The bank was formed during the economic retreat of the Soviet republic, the New Economic Policy, which allowed for some capitalist enterprise and exchange to revive the Soviet economy, which was ravaged by years of world war, revolution, civil war and economic blockade. The state bank was formed to establish the control by the young workers’ state over finance and the circulation of currency. The immediate task was to stop inflation and subsidize state industry. For this purpose, a second currency was created alongside the ruble, the Chervonets. Another immediate task of the state bank, as Lenin suggested, was “to develop internal trade and take it under its own control.”

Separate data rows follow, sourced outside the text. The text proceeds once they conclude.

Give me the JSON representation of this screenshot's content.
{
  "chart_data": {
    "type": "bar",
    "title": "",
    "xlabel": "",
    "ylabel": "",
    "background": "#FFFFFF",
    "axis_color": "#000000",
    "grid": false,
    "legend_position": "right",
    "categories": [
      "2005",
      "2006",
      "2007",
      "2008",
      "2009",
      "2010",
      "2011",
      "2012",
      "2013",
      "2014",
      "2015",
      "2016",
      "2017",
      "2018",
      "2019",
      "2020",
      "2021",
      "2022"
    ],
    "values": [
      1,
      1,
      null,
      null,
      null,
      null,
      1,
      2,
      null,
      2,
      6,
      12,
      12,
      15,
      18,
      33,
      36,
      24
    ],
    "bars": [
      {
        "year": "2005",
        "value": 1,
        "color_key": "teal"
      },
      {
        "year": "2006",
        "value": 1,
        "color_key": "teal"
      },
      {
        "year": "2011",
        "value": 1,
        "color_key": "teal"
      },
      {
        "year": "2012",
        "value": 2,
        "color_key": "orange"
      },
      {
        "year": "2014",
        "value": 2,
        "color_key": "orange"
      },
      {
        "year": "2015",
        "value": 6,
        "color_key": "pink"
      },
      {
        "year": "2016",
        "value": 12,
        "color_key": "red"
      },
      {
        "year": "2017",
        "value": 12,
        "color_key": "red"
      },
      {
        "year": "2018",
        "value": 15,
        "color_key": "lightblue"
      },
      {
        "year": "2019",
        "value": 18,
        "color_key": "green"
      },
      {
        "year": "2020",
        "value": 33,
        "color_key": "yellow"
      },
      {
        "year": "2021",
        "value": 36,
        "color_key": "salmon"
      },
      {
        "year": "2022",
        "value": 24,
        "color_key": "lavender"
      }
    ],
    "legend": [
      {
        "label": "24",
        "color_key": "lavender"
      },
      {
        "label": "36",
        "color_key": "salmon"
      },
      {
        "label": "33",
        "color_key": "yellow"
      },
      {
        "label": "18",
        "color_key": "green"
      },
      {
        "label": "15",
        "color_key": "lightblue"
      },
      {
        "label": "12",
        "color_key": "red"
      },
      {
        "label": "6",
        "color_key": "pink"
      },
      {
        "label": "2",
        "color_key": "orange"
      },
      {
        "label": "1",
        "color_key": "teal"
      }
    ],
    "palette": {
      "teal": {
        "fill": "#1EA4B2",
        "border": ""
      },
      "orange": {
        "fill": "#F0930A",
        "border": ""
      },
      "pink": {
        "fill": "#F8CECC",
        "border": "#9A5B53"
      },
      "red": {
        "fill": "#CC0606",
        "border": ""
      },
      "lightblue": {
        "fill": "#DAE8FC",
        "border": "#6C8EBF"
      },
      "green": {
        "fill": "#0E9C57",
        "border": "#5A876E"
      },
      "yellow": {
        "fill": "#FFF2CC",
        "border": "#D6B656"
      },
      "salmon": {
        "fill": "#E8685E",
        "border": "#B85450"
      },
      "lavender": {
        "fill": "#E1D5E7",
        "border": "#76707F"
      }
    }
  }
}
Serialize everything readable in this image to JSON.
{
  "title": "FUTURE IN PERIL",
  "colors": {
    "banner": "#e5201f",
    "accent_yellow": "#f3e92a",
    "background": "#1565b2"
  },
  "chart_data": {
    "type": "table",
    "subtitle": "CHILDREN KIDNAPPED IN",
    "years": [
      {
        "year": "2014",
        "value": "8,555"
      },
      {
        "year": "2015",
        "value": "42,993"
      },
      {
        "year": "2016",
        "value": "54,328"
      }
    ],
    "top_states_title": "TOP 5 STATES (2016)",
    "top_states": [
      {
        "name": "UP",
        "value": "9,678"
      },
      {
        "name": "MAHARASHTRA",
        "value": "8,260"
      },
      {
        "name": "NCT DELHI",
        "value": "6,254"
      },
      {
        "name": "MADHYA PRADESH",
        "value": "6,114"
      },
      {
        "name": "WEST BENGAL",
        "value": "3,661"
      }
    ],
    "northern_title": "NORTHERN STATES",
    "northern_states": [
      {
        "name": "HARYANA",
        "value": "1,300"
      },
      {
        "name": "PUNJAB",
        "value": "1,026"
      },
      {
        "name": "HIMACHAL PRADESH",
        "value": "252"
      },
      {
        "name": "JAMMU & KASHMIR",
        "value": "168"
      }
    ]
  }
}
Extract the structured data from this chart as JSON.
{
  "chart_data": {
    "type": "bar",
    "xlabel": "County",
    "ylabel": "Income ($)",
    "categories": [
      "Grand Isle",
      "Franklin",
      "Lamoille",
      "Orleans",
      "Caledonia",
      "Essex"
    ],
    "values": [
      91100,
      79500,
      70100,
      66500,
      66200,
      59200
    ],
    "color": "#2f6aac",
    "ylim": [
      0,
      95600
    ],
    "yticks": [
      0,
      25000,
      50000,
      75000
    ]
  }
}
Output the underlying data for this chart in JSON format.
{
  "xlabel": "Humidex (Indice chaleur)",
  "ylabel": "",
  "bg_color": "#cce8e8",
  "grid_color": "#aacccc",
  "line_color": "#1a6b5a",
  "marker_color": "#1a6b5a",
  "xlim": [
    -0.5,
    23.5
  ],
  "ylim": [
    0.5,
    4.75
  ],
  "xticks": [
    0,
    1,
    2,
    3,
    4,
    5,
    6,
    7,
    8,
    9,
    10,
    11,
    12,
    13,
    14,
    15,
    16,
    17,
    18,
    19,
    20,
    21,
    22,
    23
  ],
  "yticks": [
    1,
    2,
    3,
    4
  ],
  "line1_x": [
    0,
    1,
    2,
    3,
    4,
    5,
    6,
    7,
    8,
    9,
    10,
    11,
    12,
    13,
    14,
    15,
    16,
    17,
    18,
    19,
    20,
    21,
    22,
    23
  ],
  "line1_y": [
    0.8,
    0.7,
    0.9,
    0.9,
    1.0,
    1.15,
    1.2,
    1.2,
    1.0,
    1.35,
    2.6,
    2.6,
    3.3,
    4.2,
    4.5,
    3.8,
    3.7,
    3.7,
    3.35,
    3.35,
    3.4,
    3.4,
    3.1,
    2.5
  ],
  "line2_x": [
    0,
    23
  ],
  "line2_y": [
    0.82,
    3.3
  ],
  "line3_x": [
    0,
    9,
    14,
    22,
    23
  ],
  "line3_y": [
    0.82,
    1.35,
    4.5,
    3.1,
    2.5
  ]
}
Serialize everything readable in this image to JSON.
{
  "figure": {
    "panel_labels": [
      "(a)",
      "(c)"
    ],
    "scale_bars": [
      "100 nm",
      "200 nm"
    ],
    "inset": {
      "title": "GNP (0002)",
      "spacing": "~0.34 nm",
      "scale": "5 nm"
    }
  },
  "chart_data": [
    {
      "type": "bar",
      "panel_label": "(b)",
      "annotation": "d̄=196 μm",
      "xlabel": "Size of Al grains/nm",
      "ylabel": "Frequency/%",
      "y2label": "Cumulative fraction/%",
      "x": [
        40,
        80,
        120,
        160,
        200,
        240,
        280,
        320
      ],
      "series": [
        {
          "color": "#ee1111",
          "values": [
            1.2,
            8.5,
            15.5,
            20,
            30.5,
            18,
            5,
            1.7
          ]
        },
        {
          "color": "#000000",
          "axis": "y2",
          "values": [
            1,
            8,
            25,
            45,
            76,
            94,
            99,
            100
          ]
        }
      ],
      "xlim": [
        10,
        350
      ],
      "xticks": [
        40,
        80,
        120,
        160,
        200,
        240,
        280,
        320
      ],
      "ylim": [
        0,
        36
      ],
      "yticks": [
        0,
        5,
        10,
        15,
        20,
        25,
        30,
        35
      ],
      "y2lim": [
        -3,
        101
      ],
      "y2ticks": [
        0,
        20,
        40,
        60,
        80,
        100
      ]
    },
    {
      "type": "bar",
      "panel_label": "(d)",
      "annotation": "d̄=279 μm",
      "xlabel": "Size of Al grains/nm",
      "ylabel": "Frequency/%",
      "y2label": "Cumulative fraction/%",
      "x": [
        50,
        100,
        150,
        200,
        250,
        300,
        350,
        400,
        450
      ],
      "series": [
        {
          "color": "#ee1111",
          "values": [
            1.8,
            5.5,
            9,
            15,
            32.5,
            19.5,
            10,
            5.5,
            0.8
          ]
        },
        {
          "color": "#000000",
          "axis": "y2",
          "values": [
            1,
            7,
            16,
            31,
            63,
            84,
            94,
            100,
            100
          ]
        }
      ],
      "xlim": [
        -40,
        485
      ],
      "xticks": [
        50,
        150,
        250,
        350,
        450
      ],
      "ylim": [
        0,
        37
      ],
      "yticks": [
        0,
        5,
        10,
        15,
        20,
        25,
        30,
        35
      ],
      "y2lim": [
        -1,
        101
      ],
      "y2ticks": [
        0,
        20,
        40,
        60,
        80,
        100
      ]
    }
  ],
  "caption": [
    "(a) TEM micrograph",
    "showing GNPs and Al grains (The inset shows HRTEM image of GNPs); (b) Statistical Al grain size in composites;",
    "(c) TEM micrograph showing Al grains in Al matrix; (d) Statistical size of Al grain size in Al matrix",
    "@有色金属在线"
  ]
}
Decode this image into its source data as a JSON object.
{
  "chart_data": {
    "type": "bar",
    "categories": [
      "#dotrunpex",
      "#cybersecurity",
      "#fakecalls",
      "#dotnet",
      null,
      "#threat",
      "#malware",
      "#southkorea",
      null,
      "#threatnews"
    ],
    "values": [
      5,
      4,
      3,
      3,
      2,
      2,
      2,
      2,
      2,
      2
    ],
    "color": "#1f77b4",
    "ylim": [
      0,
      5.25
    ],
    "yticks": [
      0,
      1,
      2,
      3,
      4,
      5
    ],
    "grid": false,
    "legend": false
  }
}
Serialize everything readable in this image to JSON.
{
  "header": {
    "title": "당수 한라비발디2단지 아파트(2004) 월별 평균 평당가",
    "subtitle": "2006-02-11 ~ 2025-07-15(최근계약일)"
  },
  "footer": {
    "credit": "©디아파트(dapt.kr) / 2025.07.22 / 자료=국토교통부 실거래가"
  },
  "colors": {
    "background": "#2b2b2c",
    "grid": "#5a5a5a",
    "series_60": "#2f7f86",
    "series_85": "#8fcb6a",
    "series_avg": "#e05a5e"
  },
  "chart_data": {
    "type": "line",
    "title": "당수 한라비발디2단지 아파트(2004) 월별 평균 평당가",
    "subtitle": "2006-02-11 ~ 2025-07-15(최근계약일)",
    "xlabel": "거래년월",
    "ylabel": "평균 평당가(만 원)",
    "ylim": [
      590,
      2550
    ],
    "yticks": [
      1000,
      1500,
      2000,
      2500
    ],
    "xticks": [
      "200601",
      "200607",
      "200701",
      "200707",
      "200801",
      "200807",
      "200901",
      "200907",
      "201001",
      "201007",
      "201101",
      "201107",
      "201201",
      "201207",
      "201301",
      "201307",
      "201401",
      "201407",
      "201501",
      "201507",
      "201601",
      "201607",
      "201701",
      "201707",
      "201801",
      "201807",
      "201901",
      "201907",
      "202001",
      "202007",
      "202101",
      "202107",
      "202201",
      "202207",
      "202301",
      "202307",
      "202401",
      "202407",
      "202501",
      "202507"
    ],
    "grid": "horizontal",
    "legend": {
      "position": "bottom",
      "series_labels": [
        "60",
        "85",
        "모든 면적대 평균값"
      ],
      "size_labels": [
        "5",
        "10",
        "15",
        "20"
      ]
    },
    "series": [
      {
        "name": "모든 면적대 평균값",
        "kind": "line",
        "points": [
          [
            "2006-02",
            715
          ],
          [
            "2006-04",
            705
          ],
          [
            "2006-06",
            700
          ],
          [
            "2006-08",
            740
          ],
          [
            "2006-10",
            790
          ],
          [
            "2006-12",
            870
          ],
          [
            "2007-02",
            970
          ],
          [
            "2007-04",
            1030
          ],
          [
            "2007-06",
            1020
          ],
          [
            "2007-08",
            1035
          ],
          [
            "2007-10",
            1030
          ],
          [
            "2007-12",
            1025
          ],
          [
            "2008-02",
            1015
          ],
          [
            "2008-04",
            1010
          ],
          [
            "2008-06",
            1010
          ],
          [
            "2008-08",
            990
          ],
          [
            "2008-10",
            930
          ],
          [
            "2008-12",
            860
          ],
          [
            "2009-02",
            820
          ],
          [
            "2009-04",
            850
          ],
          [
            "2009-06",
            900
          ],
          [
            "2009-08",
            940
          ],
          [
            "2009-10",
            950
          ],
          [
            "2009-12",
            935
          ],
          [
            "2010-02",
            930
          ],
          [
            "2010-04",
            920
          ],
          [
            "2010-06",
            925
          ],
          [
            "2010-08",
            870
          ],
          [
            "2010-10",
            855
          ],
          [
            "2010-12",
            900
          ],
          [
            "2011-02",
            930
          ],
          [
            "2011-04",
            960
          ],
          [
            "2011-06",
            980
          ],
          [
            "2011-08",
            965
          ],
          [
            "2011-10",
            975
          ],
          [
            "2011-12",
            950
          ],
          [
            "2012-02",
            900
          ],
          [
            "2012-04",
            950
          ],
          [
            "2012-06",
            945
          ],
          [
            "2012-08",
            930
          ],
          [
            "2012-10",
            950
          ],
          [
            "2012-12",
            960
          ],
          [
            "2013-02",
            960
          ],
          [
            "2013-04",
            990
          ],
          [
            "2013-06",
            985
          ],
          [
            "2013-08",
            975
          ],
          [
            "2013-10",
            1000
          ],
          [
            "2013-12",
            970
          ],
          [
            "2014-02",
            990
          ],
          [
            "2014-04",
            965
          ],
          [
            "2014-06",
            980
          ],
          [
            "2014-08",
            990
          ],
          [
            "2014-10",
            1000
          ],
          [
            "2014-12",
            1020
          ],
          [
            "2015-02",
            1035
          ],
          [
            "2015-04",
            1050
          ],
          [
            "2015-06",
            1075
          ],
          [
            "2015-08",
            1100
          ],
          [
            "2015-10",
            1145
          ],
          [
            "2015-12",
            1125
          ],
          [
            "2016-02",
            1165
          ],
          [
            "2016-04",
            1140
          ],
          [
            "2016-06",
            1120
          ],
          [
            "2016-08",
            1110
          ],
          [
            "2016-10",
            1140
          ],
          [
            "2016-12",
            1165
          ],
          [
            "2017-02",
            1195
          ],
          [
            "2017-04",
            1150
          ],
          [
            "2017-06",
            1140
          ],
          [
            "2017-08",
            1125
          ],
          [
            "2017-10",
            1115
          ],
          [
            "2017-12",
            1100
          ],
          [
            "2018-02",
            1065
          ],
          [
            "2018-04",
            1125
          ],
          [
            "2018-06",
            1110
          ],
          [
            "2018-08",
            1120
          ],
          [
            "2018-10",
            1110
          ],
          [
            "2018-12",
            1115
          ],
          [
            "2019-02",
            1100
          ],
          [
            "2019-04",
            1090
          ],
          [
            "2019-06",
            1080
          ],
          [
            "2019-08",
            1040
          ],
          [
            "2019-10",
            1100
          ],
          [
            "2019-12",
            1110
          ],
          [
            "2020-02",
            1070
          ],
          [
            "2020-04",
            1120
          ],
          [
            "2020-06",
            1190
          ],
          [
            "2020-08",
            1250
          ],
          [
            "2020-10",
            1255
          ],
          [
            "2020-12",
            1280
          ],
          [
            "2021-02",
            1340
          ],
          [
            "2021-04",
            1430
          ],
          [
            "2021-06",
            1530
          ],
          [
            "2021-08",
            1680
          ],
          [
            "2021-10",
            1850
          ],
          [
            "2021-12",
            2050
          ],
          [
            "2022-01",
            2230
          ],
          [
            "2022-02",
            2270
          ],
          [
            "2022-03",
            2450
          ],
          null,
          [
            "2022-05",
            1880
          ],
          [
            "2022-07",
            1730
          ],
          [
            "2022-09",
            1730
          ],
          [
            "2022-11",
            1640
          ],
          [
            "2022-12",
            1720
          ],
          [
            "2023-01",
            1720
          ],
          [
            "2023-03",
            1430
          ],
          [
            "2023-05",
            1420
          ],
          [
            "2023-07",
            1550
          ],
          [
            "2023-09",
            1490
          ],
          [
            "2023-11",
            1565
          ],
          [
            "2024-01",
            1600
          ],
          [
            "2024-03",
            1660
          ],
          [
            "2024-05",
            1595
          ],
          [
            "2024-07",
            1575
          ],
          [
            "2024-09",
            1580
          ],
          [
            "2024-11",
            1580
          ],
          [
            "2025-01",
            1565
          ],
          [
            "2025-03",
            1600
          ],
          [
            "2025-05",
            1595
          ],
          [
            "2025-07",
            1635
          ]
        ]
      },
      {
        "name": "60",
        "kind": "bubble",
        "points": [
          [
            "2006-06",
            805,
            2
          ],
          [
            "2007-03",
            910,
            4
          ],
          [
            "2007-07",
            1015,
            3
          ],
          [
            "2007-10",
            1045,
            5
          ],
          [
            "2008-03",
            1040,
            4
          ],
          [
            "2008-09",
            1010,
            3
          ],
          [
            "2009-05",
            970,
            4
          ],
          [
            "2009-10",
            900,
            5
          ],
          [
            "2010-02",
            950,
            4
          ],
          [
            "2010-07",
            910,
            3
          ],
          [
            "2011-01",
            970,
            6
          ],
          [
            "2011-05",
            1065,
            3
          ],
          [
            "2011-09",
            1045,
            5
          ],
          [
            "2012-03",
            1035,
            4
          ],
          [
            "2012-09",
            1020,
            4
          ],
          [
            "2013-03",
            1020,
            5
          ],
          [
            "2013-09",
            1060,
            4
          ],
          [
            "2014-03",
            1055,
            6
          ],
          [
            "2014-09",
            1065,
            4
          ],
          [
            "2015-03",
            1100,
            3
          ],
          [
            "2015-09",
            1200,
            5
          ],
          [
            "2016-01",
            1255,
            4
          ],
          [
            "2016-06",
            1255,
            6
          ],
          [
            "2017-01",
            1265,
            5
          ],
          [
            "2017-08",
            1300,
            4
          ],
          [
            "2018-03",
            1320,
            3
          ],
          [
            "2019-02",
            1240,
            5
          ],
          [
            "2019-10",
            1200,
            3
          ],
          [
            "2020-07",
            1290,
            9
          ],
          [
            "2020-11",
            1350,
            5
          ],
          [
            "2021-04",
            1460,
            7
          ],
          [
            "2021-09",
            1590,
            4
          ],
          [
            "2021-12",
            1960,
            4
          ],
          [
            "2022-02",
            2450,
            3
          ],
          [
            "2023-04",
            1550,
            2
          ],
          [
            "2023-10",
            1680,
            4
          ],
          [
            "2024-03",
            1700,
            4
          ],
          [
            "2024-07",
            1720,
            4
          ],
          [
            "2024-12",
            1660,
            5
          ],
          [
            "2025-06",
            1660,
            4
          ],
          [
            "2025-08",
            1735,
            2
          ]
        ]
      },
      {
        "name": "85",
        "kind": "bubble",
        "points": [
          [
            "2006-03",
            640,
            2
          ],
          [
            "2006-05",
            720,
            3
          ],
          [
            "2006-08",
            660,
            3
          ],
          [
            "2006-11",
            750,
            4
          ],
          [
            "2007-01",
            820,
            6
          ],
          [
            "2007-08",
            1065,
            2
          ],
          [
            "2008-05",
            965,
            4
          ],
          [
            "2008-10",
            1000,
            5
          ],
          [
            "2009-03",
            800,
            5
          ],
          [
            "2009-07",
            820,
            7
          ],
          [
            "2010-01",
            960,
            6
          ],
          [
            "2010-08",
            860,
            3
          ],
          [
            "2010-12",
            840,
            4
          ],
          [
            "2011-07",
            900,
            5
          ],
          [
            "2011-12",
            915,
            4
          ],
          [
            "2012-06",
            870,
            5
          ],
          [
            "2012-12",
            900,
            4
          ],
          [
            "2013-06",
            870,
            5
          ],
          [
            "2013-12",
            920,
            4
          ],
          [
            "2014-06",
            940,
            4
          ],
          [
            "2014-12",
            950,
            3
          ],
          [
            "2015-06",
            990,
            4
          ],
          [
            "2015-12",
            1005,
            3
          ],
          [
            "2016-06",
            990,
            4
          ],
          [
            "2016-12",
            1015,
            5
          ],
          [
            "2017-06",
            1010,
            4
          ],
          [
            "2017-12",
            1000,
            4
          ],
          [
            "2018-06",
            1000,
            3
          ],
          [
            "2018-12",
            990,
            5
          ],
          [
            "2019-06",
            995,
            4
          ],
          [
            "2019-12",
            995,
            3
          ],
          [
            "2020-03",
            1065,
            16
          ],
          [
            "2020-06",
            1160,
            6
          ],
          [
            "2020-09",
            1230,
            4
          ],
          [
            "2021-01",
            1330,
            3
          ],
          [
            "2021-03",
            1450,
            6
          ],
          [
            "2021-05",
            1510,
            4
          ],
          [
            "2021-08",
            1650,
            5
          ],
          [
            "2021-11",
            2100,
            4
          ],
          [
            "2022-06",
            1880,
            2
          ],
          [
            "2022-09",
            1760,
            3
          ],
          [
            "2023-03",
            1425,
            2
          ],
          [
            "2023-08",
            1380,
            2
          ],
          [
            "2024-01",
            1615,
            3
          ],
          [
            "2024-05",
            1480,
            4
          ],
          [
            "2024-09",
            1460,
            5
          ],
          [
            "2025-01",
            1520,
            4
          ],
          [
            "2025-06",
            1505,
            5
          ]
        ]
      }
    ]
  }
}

The bank was envisioned by the most farsighted Soviet economists as a powerful tool in the transformation of capitalism to socialism on a global scale. In his From N.E.P. to Socialism: A Glance into the Future of Russia and Europe (1921), a fictional forecast of the development of socialism, Yevgeny Preobrazhensky, later a leader of the Left Opposition, suggested that the role of a bank in a workers’ state in the transitional period might proceed along the following lines:

Gosbank had to be organized and to adapt capitalist relations to socialism (to some extent bringing to completion in our circumstances that which our poorly developed capitalism had not completed) and then to place the capitalist elements under the leadership of socialism—in concrete terms, under the guidance of Gosplan [State Planning Commission]. Gosbank’s task under the dictatorship of the proletariat consisted in betraying capitalism to socialism, like a provocateur, using capitalist methods. Gosplan’s task consisted in adapting socialism, which it represented, to the capitalist and commodity relations existing in the country, while endeavoring to make itself master of them.

Preobrazhensky was murdered in 1937 in the blood purges ordered by Stalin.